I turned around. “Oh, are you still here, Mrs. Swann?” I hoped my question would remind her she had household duties to attend to. Apparently she did not, however, for she made no move to withdraw.
“It is so sad,” she continued, “when a young man, with so many pleasures ahead of him, dies so early in life.”
“And so violently!” Calista said.
“I hear he was very handsome too,” Beatrice said. “I wonder what evil, human or inhuman, was lurking in those woods that night to do such mortal harm to him.”
“Stop!” Arabel cried, covering her ears with her pretty little hands. “You know I cannot bear to hear such gruesome talk.” She began to sob.
Mrs. Swann rushed forward and pulled Arabel up and into her arms to give her a comforting hug. “No need to be affrighted, my dear,” she said, pressing the girl against her. “Mrs. Swann is here to protect you from any big, bad vampyre.”
The other two sisters rose from the chaise and joined in on the cuddle, melding to Mrs. Swann’s supportive frame. “Such sweet little pussy cats,” she declared, kissing the tops of their heads. “What say we have some tea and chocolate puffs, my pets?”
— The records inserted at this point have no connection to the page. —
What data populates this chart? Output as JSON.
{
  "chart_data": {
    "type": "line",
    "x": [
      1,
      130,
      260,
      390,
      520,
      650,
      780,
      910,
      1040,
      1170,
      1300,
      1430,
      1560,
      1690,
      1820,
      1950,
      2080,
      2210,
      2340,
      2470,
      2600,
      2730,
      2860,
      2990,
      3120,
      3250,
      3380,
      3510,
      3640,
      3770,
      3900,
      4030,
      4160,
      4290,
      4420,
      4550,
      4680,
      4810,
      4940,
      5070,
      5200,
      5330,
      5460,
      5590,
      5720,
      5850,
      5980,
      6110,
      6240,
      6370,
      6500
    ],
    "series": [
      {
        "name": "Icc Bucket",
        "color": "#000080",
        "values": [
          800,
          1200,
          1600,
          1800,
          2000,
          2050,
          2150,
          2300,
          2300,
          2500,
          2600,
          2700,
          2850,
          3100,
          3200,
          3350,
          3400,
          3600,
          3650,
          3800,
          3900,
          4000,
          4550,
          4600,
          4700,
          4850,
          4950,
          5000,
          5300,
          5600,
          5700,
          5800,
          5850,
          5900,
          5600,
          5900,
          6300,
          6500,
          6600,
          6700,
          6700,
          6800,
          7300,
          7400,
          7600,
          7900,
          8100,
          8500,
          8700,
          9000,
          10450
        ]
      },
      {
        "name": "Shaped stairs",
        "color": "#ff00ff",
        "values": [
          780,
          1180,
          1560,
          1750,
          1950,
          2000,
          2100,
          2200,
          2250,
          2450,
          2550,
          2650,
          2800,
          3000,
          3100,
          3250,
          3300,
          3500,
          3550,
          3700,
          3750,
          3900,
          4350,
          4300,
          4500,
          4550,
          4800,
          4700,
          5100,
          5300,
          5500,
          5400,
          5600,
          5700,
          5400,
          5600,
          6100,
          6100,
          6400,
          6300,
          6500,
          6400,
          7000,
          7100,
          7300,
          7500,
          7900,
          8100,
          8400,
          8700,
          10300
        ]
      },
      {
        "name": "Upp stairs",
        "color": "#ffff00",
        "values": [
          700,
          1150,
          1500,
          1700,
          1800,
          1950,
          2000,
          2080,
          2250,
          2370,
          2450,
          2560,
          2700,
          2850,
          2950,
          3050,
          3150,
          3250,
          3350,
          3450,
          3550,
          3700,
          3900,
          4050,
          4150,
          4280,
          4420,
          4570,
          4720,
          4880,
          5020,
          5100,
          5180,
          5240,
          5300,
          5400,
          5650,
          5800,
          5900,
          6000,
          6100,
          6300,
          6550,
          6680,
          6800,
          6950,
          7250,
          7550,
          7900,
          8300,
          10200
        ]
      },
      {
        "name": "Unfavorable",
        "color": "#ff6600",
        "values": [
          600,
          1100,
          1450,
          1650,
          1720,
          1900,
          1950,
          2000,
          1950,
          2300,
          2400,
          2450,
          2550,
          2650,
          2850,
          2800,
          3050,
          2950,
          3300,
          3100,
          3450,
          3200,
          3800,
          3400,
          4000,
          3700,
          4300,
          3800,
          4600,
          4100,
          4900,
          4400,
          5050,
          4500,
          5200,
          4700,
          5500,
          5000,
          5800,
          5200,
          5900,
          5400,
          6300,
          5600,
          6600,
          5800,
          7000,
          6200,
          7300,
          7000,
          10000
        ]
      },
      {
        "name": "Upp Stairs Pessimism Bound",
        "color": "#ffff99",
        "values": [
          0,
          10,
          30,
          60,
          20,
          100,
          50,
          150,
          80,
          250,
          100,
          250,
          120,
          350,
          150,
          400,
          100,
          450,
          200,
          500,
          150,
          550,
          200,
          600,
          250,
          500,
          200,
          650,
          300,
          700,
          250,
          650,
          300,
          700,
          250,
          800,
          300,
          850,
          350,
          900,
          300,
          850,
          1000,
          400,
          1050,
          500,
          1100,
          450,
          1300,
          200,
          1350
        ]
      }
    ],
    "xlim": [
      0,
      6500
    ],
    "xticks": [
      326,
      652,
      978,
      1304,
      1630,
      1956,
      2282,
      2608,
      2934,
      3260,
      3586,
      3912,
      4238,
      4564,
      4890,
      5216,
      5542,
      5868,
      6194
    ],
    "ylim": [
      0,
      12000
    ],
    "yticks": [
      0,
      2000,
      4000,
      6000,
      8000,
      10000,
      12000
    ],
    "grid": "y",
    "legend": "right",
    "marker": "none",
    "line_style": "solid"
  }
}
Perhaps I should have minded Mrs. Swann’s interruption of my work, but how could I possibly object to chocolate puffs? Indeed, as my officious housekeeper herded her “pets” into the dining room, I followed close at their tapping heels. The table was most elegantly set with the Wedgwood jasper-ware usually displayed in the corner cupboard, and the pastries were displayed on a silver cake stand that had been in dire need of a polishing but now gleamed like starlight.